Lightweights are helpful if your goal is to increase muscular endurance. “This rep scheme complements endurance-based activities such as running a marathon. Lightweights can also be appropriate on days between heavier lifts or to target smaller postural muscles such as the rotator cuff muscles of the hip and shoulder,” says Bourne.
How to Use Light Weights
When using light weights, you’ll want to use a high number of repetitions. For muscular endurance, that means 12 or more reps. For building muscle size (hypertrophy), perform 8-10 reps. However, these are just guidelines, and beginners can see excellent results from performing 12 to 15 repetitions on any exercise.
The weight you choose should still be heavy enough to challenge you to the point you are almost near failure—meaning you cannot complete another repetition—by the end of your set. Once you can perform the exercise with the same weight for the maximum number of reps, you should switch to a heavier weight. This technique is called progression, and you need to do it to keep seeing results.
When to Use Heavy Weights
Use heavier weights when your goals include running faster, jumping higher, running uphill, or wanting to improve overall explosiveness.
The human body tends to get comfortable when you always work in the same rep range. Changing up the rep ranges and sets using a technique called periodization helps keep your body guessing. Periodization is simply planning changes to your reps and sets every so often.
How to Use Heavy Weights
“Heavier weights will cause the lifter to fatigue faster; therefore, the rep and sets will more often look like four sets of four to six repetitions or two to three sets of four repetitions,” explains Bourne.
Shultz recommends heavier weights for compound exercises. “When lifting with heavier weights, expect to perform more compound movements such as a deadlift, power clean, or a dipping drive to an overhead press, instead of using single muscle groups such as triceps extension,” says Bourne.
While you can certainly use light weights for compound exercises, such as squats, deadlifts, rows, bench press, and shoulder press, you will want to cycle these phases of using light weights with using heavyweights to keep seeing results.
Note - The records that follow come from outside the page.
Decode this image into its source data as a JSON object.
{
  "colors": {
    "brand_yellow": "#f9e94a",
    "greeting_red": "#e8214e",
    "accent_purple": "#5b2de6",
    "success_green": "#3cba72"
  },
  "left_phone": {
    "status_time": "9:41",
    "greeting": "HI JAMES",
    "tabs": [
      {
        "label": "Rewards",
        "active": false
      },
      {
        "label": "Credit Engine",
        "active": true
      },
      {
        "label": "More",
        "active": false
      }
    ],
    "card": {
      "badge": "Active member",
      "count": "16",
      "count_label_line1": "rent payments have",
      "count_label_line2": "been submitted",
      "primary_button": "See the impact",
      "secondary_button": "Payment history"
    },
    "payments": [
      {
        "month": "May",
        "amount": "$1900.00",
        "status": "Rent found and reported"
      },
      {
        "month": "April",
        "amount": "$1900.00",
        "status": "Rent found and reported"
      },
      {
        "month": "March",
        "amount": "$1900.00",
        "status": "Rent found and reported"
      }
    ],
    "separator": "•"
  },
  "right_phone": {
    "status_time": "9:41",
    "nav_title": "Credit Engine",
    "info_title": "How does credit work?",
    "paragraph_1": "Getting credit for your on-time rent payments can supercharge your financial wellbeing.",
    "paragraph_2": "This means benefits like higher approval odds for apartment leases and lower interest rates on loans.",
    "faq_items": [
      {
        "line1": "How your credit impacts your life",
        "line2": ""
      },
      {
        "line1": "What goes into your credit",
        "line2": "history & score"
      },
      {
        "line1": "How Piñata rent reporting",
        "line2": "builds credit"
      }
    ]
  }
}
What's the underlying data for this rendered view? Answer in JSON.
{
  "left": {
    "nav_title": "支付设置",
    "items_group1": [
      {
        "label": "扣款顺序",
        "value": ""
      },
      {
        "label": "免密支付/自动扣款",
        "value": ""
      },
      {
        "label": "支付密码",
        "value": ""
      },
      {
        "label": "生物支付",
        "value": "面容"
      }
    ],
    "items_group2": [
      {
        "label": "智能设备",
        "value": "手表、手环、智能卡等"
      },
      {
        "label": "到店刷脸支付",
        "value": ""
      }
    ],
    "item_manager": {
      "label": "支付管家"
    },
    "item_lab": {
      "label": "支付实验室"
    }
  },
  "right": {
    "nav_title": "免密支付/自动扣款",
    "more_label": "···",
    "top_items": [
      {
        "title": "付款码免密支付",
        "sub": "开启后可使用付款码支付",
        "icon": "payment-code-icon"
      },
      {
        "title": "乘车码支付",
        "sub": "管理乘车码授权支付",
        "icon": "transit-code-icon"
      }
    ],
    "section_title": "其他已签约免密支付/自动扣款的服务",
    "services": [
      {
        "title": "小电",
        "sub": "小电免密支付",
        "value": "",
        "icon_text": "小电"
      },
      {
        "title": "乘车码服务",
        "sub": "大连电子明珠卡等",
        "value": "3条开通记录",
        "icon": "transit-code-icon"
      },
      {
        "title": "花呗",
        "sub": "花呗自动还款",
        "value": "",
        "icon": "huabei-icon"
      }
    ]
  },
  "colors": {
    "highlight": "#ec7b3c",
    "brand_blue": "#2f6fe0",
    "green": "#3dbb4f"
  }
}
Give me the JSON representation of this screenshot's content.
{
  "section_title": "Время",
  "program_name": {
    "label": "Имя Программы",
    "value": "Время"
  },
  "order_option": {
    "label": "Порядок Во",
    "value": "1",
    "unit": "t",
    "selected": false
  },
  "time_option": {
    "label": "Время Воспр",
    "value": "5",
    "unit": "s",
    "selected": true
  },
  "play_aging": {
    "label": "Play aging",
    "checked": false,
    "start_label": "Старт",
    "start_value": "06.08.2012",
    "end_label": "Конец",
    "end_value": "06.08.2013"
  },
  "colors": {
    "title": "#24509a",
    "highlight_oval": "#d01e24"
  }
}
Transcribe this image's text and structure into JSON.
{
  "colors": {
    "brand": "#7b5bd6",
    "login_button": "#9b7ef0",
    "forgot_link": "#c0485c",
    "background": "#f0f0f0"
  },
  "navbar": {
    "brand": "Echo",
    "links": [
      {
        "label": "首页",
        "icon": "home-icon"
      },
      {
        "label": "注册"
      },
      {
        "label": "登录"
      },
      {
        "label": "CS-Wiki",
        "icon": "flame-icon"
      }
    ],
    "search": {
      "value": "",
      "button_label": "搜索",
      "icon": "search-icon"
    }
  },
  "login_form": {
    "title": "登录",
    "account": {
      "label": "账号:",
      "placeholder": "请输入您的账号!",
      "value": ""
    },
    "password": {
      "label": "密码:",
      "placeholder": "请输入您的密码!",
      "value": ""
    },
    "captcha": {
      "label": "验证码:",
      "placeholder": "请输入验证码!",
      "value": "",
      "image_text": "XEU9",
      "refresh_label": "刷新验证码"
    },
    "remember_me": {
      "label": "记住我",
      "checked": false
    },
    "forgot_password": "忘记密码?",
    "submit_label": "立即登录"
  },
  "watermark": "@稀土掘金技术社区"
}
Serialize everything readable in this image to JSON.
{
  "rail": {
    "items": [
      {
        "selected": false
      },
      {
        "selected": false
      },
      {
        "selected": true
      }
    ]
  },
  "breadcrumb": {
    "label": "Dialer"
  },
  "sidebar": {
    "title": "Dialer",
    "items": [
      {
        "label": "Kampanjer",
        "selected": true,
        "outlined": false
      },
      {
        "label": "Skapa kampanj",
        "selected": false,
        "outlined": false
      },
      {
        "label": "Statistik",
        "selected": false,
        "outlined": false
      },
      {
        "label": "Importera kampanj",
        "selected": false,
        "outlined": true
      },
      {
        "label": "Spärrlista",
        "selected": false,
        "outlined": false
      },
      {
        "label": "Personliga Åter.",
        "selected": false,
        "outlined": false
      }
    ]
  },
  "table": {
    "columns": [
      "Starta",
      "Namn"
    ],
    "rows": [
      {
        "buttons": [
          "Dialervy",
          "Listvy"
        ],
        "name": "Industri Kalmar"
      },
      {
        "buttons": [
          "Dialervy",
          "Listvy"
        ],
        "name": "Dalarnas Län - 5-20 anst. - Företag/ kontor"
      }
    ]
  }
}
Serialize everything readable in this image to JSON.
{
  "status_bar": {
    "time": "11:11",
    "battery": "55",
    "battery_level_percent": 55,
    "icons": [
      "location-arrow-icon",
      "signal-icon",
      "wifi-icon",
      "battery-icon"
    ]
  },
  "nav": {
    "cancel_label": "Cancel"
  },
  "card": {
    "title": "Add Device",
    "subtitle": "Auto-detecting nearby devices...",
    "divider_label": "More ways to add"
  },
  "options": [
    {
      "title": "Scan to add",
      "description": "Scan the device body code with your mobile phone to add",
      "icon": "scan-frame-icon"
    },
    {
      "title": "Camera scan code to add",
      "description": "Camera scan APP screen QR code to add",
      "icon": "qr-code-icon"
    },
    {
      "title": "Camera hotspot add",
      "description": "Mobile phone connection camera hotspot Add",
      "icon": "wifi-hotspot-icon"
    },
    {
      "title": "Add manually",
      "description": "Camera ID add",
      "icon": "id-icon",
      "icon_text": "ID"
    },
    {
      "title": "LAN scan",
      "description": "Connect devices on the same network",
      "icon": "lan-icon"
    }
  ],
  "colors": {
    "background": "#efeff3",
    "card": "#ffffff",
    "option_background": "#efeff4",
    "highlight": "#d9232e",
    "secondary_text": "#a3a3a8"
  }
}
As well, these large muscle groups will take a very long time to fatigue if you stick to lightweights. Using heavy weights will exhaust the muscles faster and more effectively.
The Conclusion
There are benefits to using both light and heavy weights, no matter your goals. Switching up the weights you use and how you structure your workouts with reps and sets helps keep your body adapting and changing. Muscular adaptations lead to progress, so you can see and feel all of that hard work pay off.